According to NFLPA executive director DeMaurice Smith, the union plans to propose new language that would alter football’s existing drug policies, with the goal being that the league would take a “less punitive” approach to players who are caught with marijuana in their systems.

“I do think that issues of addressing it more in a treatment and less punitive measure is appropriate,” Smith said, according to Mark Maske of The Washington Post. “I think it’s important to look at whether there are addiction issues. And I think it’s important to not simply assume recreation is the reason it’s being used.”

Marijuana is currently a banned substance in the NFL, and punishable by both fines and suspensions. However, there is a growing movement among former players who claim that the medicinal uses of the drug are being ignored, most notably in terms of pain killing and fighting depression and/or anxiety.

“We have to do a better job of knowing if our players are suffering from other potentially dangerous psychological issues like depression, right?” Smith said. “So if I look at this myopically as just a recreational use of marijuana and miss the fact that we might have players suffering from depression, what have I fixed? Worse yet, you may have solved an issue that gets the steady drumbeat in a newspaper but miss an issue like chronic depression … where a person theoretically might be able to smoke more weed because it makes them feel better but it’s not curing their depression.
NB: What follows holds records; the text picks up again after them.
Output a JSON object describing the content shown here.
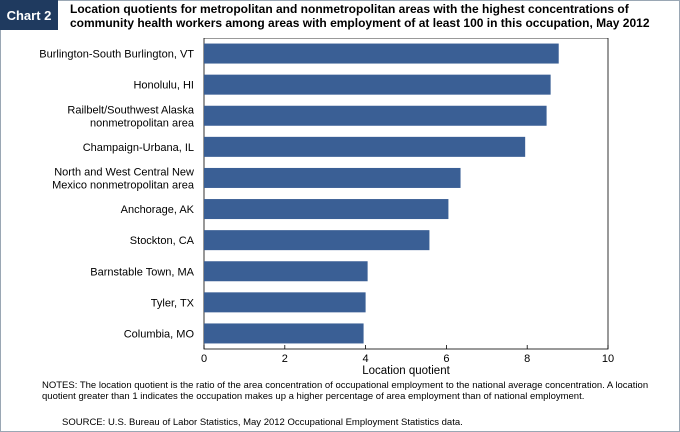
{
  "label": "Chart 2",
  "title": "Location quotients for metropolitan and nonmetropolitan areas with the highest concentrations of community health workers among areas with employment of at least 100 in this occupation, May 2012",
  "notes": {
    "label": "NOTES:",
    "text": "The location quotient is the ratio of the area concentration of occupational employment to the national average concentration. A location quotient greater than 1 indicates the occupation makes up a higher percentage of area employment than of national employment."
  },
  "source": {
    "label": "SOURCE:",
    "text": "U.S. Bureau of Labor Statistics, May 2012 Occupational Employment Statistics data."
  },
  "chart_data": {
    "type": "bar",
    "orientation": "horizontal",
    "categories": [
      [
        "Burlington-South Burlington, VT"
      ],
      [
        "Honolulu, HI"
      ],
      [
        "Railbelt/Southwest Alaska",
        "nonmetropolitan area"
      ],
      [
        "Champaign-Urbana, IL"
      ],
      [
        "North and West Central New",
        "Mexico nonmetropolitan area"
      ],
      [
        "Anchorage, AK"
      ],
      [
        "Stockton, CA"
      ],
      [
        "Barnstable Town, MA"
      ],
      [
        "Tyler, TX"
      ],
      [
        "Columbia, MO"
      ]
    ],
    "values": [
      8.78,
      8.58,
      8.48,
      7.95,
      6.35,
      6.05,
      5.58,
      4.05,
      4.0,
      3.95
    ],
    "xlabel": "Location quotient",
    "xlim": [
      0,
      10
    ],
    "xticks": [
      "0",
      "2",
      "4",
      "6",
      "8",
      "10"
    ],
    "bar_color": "#3a5f95",
    "grid": false
  }
}
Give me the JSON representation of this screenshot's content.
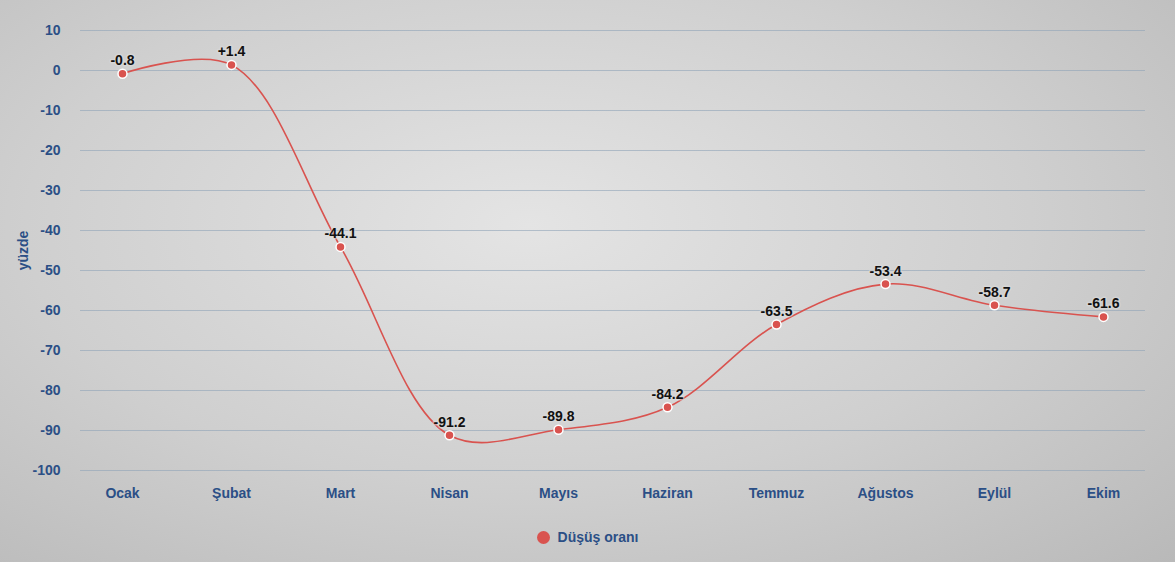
{
  "chart_data": {
    "type": "line",
    "y_label": "yüzde",
    "categories": [
      "Ocak",
      "Şubat",
      "Mart",
      "Nisan",
      "Mayıs",
      "Haziran",
      "Temmuz",
      "Ağustos",
      "Eylül",
      "Ekim"
    ],
    "series": [
      {
        "name": "Düşüş oranı",
        "color": "#d9534f",
        "marker": "circle",
        "line_style": "solid",
        "values": [
          -0.8,
          1.4,
          -44.1,
          -91.2,
          -89.8,
          -84.2,
          -63.5,
          -53.4,
          -58.7,
          -61.6
        ],
        "value_labels": [
          "-0.8",
          "+1.4",
          "-44.1",
          "-91.2",
          "-89.8",
          "-84.2",
          "-63.5",
          "-53.4",
          "-58.7",
          "-61.6"
        ]
      }
    ],
    "ylim": [
      -100,
      10
    ],
    "yticks": [
      10,
      0,
      -10,
      -20,
      -30,
      -40,
      -50,
      -60,
      -70,
      -80,
      -90,
      -100
    ],
    "grid": true,
    "data_labels": true,
    "legend": "bottom"
  }
}
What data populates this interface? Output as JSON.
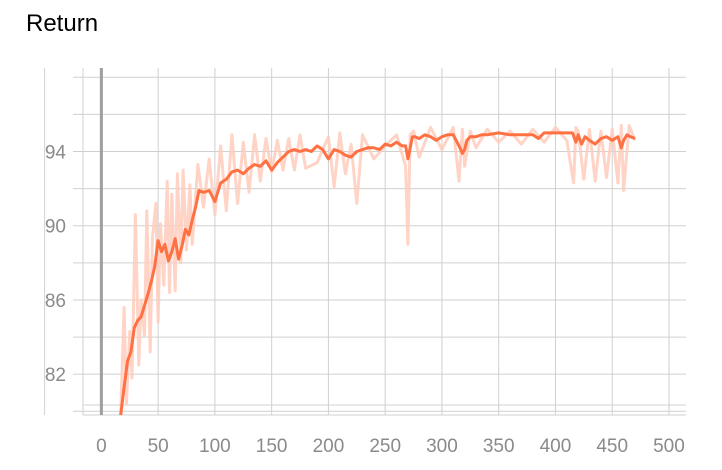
{
  "chart_data": {
    "type": "line",
    "title": "Return",
    "xlabel": "",
    "ylabel": "",
    "xlim": [
      -25,
      515
    ],
    "ylim": [
      79.8,
      98.5
    ],
    "x_ticks": [
      0,
      50,
      100,
      150,
      200,
      250,
      300,
      350,
      400,
      450,
      500
    ],
    "y_ticks": [
      82,
      86,
      90,
      94
    ],
    "grid": true,
    "colors": {
      "smoothed": "#ff7043",
      "raw": "#ffccbc",
      "zero_line": "#9e9e9e",
      "grid": "#d0d0d0",
      "tick_label": "#8a8a8a"
    },
    "series": [
      {
        "x": [
          17,
          20,
          23,
          26,
          29,
          32,
          35,
          38,
          41,
          44,
          47,
          50,
          53,
          56,
          59,
          62,
          65,
          68,
          71,
          74,
          77,
          80,
          83,
          86,
          90,
          95,
          100,
          105,
          110,
          115,
          120,
          125,
          130,
          135,
          140,
          145,
          150,
          155,
          160,
          165,
          170,
          175,
          180,
          185,
          190,
          195,
          200,
          205,
          210,
          215,
          220,
          225,
          230,
          235,
          240,
          245,
          250,
          255,
          260,
          265,
          268,
          270,
          272,
          274,
          276,
          280,
          285,
          290,
          295,
          300,
          305,
          310,
          315,
          318,
          320,
          322,
          325,
          330,
          335,
          340,
          350,
          360,
          370,
          380,
          385,
          390,
          400,
          410,
          415,
          418,
          420,
          423,
          426,
          430,
          435,
          440,
          445,
          450,
          455,
          458,
          460,
          463,
          466,
          470
        ],
        "values": [
          79.8,
          81.3,
          82.7,
          83.2,
          84.5,
          84.9,
          85.1,
          85.7,
          86.3,
          87.0,
          87.8,
          89.2,
          88.6,
          89.0,
          88.1,
          88.6,
          89.3,
          88.2,
          88.9,
          89.8,
          89.5,
          90.3,
          91.0,
          91.9,
          91.8,
          91.9,
          91.3,
          92.3,
          92.5,
          92.9,
          93.0,
          92.8,
          93.1,
          93.3,
          93.2,
          93.5,
          93.0,
          93.4,
          93.7,
          94.0,
          94.1,
          94.0,
          94.1,
          94.0,
          94.3,
          94.1,
          93.6,
          94.1,
          94.0,
          93.8,
          93.7,
          94.0,
          94.1,
          94.2,
          94.2,
          94.1,
          94.4,
          94.3,
          94.5,
          94.3,
          94.3,
          93.6,
          94.2,
          94.8,
          94.8,
          94.7,
          94.9,
          94.8,
          94.6,
          94.8,
          94.9,
          94.9,
          94.3,
          93.9,
          94.1,
          94.6,
          94.8,
          94.8,
          94.9,
          94.9,
          95.0,
          94.9,
          94.9,
          94.9,
          94.7,
          95.0,
          95.0,
          95.0,
          95.0,
          94.5,
          94.9,
          94.4,
          94.8,
          94.6,
          94.4,
          94.7,
          94.8,
          94.6,
          94.8,
          94.2,
          94.6,
          94.9,
          94.8,
          94.7
        ]
      },
      {
        "x": [
          17,
          20,
          22,
          25,
          27,
          30,
          33,
          35,
          38,
          40,
          43,
          45,
          48,
          50,
          52,
          55,
          58,
          60,
          62,
          65,
          67,
          70,
          72,
          75,
          78,
          80,
          85,
          90,
          95,
          100,
          105,
          110,
          115,
          120,
          125,
          130,
          135,
          140,
          145,
          150,
          155,
          160,
          165,
          170,
          175,
          180,
          190,
          200,
          205,
          210,
          215,
          220,
          225,
          230,
          240,
          250,
          260,
          268,
          270,
          272,
          275,
          280,
          290,
          300,
          310,
          315,
          318,
          320,
          325,
          330,
          340,
          350,
          360,
          370,
          380,
          390,
          400,
          410,
          416,
          418,
          420,
          425,
          430,
          435,
          440,
          445,
          450,
          455,
          458,
          460,
          465,
          470
        ],
        "values": [
          79.8,
          85.6,
          80.4,
          84.3,
          81.8,
          90.6,
          82.5,
          86.0,
          84.1,
          90.8,
          83.2,
          89.4,
          91.2,
          84.8,
          90.1,
          86.8,
          92.4,
          86.4,
          91.7,
          86.5,
          92.8,
          88.0,
          93.0,
          88.7,
          92.2,
          89.0,
          93.3,
          91.0,
          93.6,
          90.6,
          94.3,
          90.8,
          94.9,
          91.2,
          94.5,
          91.8,
          94.9,
          92.4,
          94.7,
          92.9,
          94.6,
          93.0,
          94.7,
          93.0,
          94.9,
          93.1,
          93.4,
          94.8,
          92.1,
          95.0,
          92.8,
          94.4,
          91.2,
          94.9,
          93.6,
          94.3,
          94.9,
          93.2,
          89.0,
          94.9,
          95.1,
          93.7,
          95.3,
          94.1,
          95.3,
          92.4,
          95.2,
          93.2,
          95.1,
          94.2,
          95.2,
          94.5,
          95.1,
          94.4,
          95.2,
          94.5,
          95.3,
          94.6,
          92.3,
          95.3,
          95.1,
          92.5,
          95.2,
          92.4,
          95.1,
          92.6,
          95.2,
          92.3,
          95.4,
          91.9,
          95.4,
          94.6
        ]
      }
    ]
  }
}
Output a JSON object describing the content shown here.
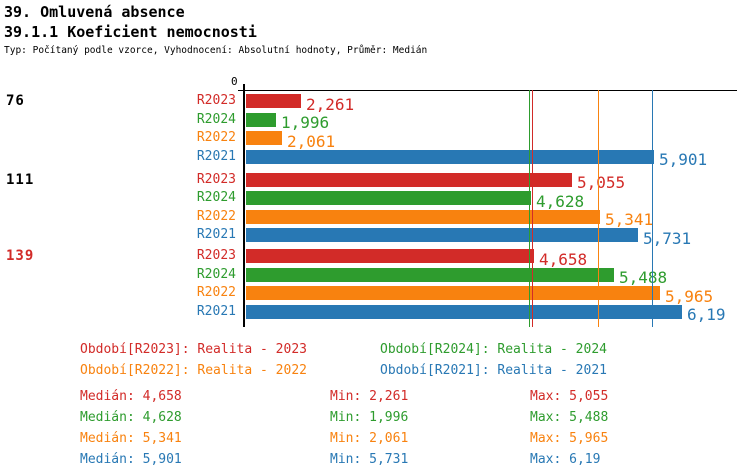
{
  "header": {
    "title1": "39. Omluvená absence",
    "title2": "39.1.1 Koeficient nemocnosti",
    "subtitle": "Typ: Počítaný podle vzorce, Vyhodnocení: Absolutní hodnoty, Průměr: Medián"
  },
  "colors": {
    "R2023": "#d22b28",
    "R2024": "#2e9c2e",
    "R2022": "#f8820f",
    "R2021": "#2878b4",
    "axis": "#000000",
    "highlight_group_label": "#d22b28",
    "normal_group_label": "#000000"
  },
  "chart_data": {
    "type": "bar",
    "orientation": "horizontal",
    "axis_zero_label": "0",
    "series_order": [
      "R2023",
      "R2024",
      "R2022",
      "R2021"
    ],
    "groups": [
      {
        "label": "76",
        "label_color": "#000000",
        "bars": [
          {
            "series": "R2023",
            "value": 2.261,
            "value_label": "2,261"
          },
          {
            "series": "R2024",
            "value": 1.996,
            "value_label": "1,996"
          },
          {
            "series": "R2022",
            "value": 2.061,
            "value_label": "2,061"
          },
          {
            "series": "R2021",
            "value": 5.901,
            "value_label": "5,901"
          }
        ]
      },
      {
        "label": "111",
        "label_color": "#000000",
        "bars": [
          {
            "series": "R2023",
            "value": 5.055,
            "value_label": "5,055"
          },
          {
            "series": "R2024",
            "value": 4.628,
            "value_label": "4,628"
          },
          {
            "series": "R2022",
            "value": 5.341,
            "value_label": "5,341"
          },
          {
            "series": "R2021",
            "value": 5.731,
            "value_label": "5,731"
          }
        ]
      },
      {
        "label": "139",
        "label_color": "#d22b28",
        "bars": [
          {
            "series": "R2023",
            "value": 4.658,
            "value_label": "4,658"
          },
          {
            "series": "R2024",
            "value": 5.488,
            "value_label": "5,488"
          },
          {
            "series": "R2022",
            "value": 5.965,
            "value_label": "5,965"
          },
          {
            "series": "R2021",
            "value": 6.19,
            "value_label": "6,19"
          }
        ]
      }
    ],
    "reference_lines": [
      {
        "series": "R2024",
        "value": 4.628,
        "meaning": "median"
      },
      {
        "series": "R2023",
        "value": 4.658,
        "meaning": "median"
      },
      {
        "series": "R2022",
        "value": 5.341,
        "meaning": "median"
      },
      {
        "series": "R2021",
        "value": 5.901,
        "meaning": "median"
      }
    ]
  },
  "legend": {
    "items": [
      {
        "series": "R2023",
        "text": "Období[R2023]: Realita - 2023"
      },
      {
        "series": "R2024",
        "text": "Období[R2024]: Realita - 2024"
      },
      {
        "series": "R2022",
        "text": "Období[R2022]: Realita - 2022"
      },
      {
        "series": "R2021",
        "text": "Období[R2021]: Realita - 2021"
      }
    ]
  },
  "stats": {
    "rows": [
      {
        "series": "R2023",
        "median": "Medián: 4,658",
        "min": "Min: 2,261",
        "max": "Max: 5,055"
      },
      {
        "series": "R2024",
        "median": "Medián: 4,628",
        "min": "Min: 1,996",
        "max": "Max: 5,488"
      },
      {
        "series": "R2022",
        "median": "Medián: 5,341",
        "min": "Min: 2,061",
        "max": "Max: 5,965"
      },
      {
        "series": "R2021",
        "median": "Medián: 5,901",
        "min": "Min: 5,731",
        "max": "Max: 6,19"
      }
    ]
  }
}
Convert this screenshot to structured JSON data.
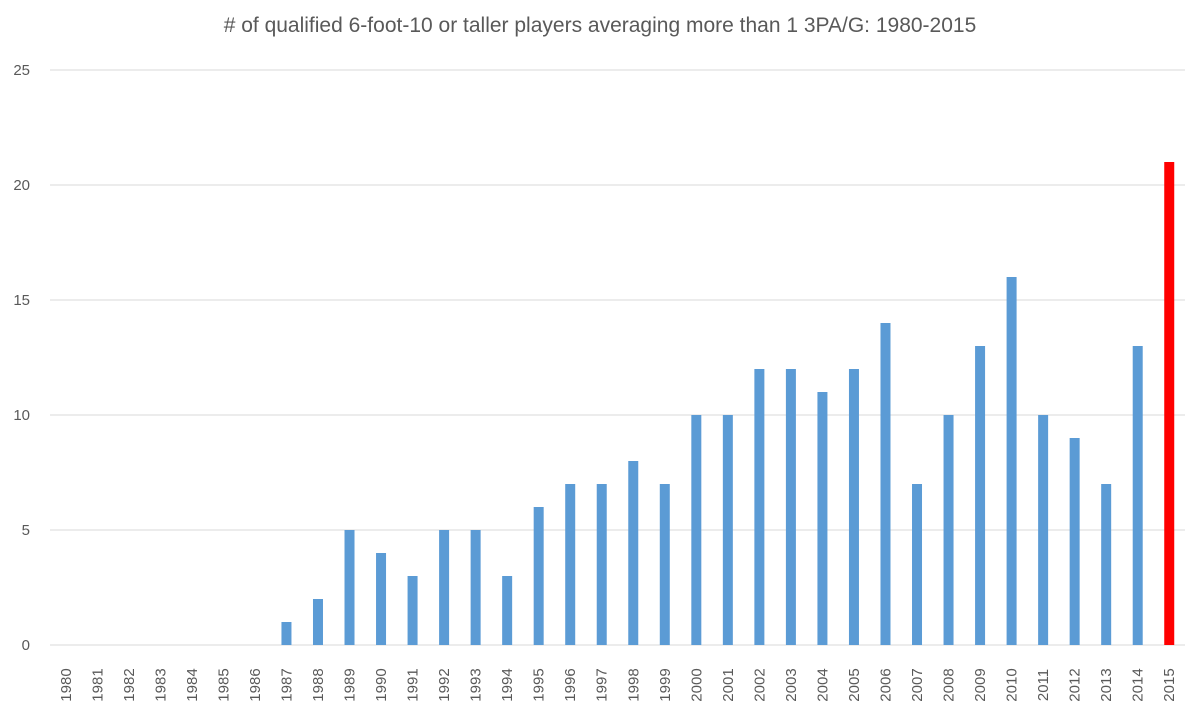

“So to me, as we’re looking at that front end – and it’s been a long process -the reason why I think it’s more complicated than just making a quick decision about recreational use is we look at these things as a macro-issue. And what we try to do is what a union’s supposed to do: improve the health and safety of our players in a business that sometimes can seriously exacerbate existing physical and mental issues.”

The proposal needs to be approved by the union’s board of player representatives before it can be presented to the league. The NFL has previously said it would consider changes to the drug policy if advised by medical professionals. A proposal from the Players Association, by itself, seems unlikely to sway them.